According to the minister, till June 28 this year a total of 720 cases of suspected encephalitis were reported of which 566 were cured whereas 154 children died.

Posters in Patna blame Nitish, Pandey for AES deaths

Source: nationalheraldindia.com

Hours ahead of the Monsoon session of the Bihar Assembly on Friday, posters appeared in Patna blaming the NDA government for the death of over 150 children in Muzaffarpur due to Acute Encephalitis Syndrome (AES) and the complete collapse of law and order in the state.

Dozens of posters in Hindi that were pasted on walls along the main roads in the state capital, also demanded resignations of Chief Minister Nitish Kumar and Bihar Health Minister Mangal Pandey on moral grounds for having failed to check the spread of AES.

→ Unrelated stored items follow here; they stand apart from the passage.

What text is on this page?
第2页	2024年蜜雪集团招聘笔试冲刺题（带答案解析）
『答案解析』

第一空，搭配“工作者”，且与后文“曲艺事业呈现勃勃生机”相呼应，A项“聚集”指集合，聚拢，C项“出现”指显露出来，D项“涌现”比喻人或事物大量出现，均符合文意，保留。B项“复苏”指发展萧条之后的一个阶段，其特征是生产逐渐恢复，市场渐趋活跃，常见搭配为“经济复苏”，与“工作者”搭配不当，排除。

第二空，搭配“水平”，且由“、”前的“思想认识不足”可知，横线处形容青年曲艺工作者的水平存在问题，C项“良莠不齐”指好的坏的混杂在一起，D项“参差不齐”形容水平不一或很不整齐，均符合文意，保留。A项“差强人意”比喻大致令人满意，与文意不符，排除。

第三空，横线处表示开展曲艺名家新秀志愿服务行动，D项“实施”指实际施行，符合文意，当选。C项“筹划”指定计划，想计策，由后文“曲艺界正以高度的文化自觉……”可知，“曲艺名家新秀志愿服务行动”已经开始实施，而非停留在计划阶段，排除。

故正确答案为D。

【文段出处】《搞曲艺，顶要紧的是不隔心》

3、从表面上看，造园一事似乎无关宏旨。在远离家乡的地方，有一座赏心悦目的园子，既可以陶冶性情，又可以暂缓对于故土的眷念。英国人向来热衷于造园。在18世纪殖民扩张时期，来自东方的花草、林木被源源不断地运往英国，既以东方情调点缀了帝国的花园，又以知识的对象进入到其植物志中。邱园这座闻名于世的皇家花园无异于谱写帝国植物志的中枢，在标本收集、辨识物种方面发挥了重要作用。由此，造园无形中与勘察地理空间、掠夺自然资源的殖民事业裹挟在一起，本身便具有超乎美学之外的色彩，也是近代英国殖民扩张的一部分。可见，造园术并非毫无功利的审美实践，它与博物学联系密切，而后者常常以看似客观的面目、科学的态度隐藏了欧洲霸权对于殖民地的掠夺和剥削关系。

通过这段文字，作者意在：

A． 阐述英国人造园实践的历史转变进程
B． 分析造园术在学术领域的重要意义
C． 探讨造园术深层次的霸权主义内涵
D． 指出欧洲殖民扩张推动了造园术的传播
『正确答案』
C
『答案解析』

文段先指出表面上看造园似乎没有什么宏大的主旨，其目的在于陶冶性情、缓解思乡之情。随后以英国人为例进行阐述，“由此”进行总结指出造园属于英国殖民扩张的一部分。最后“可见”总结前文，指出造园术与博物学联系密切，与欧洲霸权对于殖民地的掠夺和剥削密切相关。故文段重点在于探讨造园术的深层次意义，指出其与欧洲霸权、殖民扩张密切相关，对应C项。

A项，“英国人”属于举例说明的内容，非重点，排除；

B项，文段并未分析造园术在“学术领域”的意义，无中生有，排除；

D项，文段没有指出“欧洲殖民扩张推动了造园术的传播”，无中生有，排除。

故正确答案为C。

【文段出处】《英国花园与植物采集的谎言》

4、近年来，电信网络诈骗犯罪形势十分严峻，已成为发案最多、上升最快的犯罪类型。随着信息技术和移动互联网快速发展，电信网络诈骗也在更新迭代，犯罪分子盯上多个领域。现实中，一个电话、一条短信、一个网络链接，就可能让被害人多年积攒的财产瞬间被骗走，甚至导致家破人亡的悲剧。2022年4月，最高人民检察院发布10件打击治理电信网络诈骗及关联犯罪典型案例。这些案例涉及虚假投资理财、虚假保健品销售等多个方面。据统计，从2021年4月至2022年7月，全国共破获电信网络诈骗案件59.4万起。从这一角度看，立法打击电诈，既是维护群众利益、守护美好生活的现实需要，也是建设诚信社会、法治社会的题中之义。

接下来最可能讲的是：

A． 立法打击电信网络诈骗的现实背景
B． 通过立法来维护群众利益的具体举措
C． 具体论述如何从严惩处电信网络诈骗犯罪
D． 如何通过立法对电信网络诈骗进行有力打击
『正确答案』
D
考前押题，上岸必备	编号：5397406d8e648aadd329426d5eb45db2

The posters termed Bihar as “maut ka kuan” (death well) and mocked it leaders lack of concern for the suffering of the people of the state.

“Chief Minister Nitish Kumar found time to visit Muzaffarpur only after 100 children had died, while Mangal Pandey was more interested knowing the score of the India and Pakistan World Cup cricket match at his press conference with Union Health Minister Harsh Vardhan in Muzaffarpur,” it said.

The posters also expressed growing resentment among the people over the rising lawlessness in the state with daily reports of murder, kidnapping, extortion, loot, robbery and rape.

Ealier similar posters had come up in Muzaffarpur — the epicentre of AES epidemic — asking people to trace “missing” Opposition Rashtriya Janata Dal (RJD) leader Tejashwi Yadav.